Улегшись отдыхать, уже привычно соединился душой с Семенем — оно откликнулось радостно, от него пошла волна любви и приязни. Немного насладившись единением, я отпустил нить и погрузился в темноту — надо было хорошенько обдумать все, что сегодня произошло, и сделать выводы на будущее.
Итак, сегодня состоялось мое первое боевое крещение, и я убил пятерых человек. Жалел ли я их? Покопавшись в себе, понял: нет, не жалел. Они знали, на что шли, а я защищал мирных людей, посему — никакого сожаления, как и в первый раз, когда я убил уголовного авторитета рабов и когда убил охотников на рабов, пытавшихся захватить Васону.

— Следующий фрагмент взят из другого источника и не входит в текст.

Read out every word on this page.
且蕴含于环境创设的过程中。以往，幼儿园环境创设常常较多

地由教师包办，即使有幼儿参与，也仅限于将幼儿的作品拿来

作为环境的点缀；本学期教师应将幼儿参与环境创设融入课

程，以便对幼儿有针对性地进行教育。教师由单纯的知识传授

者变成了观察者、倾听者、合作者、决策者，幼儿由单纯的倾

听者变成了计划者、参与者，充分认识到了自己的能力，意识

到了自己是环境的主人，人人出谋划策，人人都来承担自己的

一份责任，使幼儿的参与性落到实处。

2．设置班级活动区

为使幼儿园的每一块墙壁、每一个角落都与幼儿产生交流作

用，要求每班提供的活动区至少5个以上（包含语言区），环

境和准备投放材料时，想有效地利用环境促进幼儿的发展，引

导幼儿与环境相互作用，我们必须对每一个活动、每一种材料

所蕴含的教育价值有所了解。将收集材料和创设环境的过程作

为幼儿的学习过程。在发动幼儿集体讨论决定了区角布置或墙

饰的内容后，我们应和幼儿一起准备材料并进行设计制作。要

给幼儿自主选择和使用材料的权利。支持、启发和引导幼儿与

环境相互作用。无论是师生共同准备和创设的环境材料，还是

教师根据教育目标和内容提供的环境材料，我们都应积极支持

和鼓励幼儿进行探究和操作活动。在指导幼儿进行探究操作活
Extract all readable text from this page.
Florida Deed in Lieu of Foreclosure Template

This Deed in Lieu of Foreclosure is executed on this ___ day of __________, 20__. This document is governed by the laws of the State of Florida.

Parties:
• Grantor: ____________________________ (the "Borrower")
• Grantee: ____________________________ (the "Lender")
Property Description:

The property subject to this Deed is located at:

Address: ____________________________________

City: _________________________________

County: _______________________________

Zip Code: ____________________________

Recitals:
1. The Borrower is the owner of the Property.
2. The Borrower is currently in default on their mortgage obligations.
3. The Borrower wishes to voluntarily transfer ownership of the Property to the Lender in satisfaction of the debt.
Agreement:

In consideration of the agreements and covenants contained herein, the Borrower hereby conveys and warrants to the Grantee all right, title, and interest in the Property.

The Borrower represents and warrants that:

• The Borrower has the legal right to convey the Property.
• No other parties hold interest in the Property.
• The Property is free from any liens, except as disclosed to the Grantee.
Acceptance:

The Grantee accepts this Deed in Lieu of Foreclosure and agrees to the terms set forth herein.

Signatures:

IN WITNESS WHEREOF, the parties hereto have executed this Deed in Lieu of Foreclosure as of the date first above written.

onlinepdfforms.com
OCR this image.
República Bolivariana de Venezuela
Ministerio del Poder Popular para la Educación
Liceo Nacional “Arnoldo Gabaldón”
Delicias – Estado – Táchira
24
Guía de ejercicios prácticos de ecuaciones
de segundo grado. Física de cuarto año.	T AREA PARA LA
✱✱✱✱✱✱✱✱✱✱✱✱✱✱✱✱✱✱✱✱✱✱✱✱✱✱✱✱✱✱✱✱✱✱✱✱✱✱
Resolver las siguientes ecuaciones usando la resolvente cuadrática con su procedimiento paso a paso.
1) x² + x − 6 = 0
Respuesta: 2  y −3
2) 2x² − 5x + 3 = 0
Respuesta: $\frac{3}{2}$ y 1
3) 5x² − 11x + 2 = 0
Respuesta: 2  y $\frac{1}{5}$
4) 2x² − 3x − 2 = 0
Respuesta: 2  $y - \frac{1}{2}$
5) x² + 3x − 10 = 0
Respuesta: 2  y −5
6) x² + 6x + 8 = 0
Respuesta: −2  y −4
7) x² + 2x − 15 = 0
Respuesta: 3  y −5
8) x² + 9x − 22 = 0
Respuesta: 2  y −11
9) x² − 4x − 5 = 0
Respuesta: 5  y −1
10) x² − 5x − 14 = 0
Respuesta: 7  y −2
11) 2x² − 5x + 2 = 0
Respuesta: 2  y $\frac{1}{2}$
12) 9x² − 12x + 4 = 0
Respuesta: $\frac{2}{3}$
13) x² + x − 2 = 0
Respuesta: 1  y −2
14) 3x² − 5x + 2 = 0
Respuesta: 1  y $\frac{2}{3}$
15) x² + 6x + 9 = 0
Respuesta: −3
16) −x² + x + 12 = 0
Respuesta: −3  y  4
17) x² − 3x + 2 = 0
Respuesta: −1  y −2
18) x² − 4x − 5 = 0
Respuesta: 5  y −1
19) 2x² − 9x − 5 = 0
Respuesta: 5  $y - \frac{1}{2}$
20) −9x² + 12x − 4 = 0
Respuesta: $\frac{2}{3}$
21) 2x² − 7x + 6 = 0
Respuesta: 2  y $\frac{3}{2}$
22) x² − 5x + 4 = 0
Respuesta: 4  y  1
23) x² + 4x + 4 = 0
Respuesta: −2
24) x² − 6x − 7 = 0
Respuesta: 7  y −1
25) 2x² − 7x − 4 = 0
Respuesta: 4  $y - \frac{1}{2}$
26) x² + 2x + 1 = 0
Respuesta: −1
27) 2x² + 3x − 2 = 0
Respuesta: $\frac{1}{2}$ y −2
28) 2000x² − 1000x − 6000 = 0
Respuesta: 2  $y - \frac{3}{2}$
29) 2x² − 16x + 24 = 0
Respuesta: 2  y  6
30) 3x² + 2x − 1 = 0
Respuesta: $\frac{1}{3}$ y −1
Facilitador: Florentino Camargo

Если бы я мог ее вернуть, я бы убивал этих охотников медленно, разрезая на кусочки, и ничего в душе бы не дрогнуло. Я стал черствым, стал зверем? Не думаю. Разве становились зверями наши русские воины, защищавшие свои дома, свои семьи от грабителей и насильников? Просто они делали то, что должны были делать, и никак иначе. Вот и я — выполнял свою работу, и слава богам, что она была такой правильной с точки зрения морали. Пусть и дальше она будет такой…
Теперь о чисто технической стороне дела. Меня удивило, как быстро я расправился с нападавшими — казалось, что они были детьми по сравнению со мной. Это все равно как первоклашки вышли бы против меня с игрушечным оружием. Почему так вышло? Да много причин — и феноменальная подготовка, данная мне Варганом за полтора года жесточайших тренировок, и мое инопланетное происхождение, с силой тяжести вдвое большей, чем тут, и-и-и… да, похоже, Семя тоже мне помогает, позволяя двигаться гораздо быстрее и реагировать на раздражители молниеносно. Если так, я великолепное живое оружие, о котором может мечтать любой олигарх, желающий получить лучшее в этом мире. Только вот как доказать, как разрекламировать свои услуги? Что-то надо будет придумать…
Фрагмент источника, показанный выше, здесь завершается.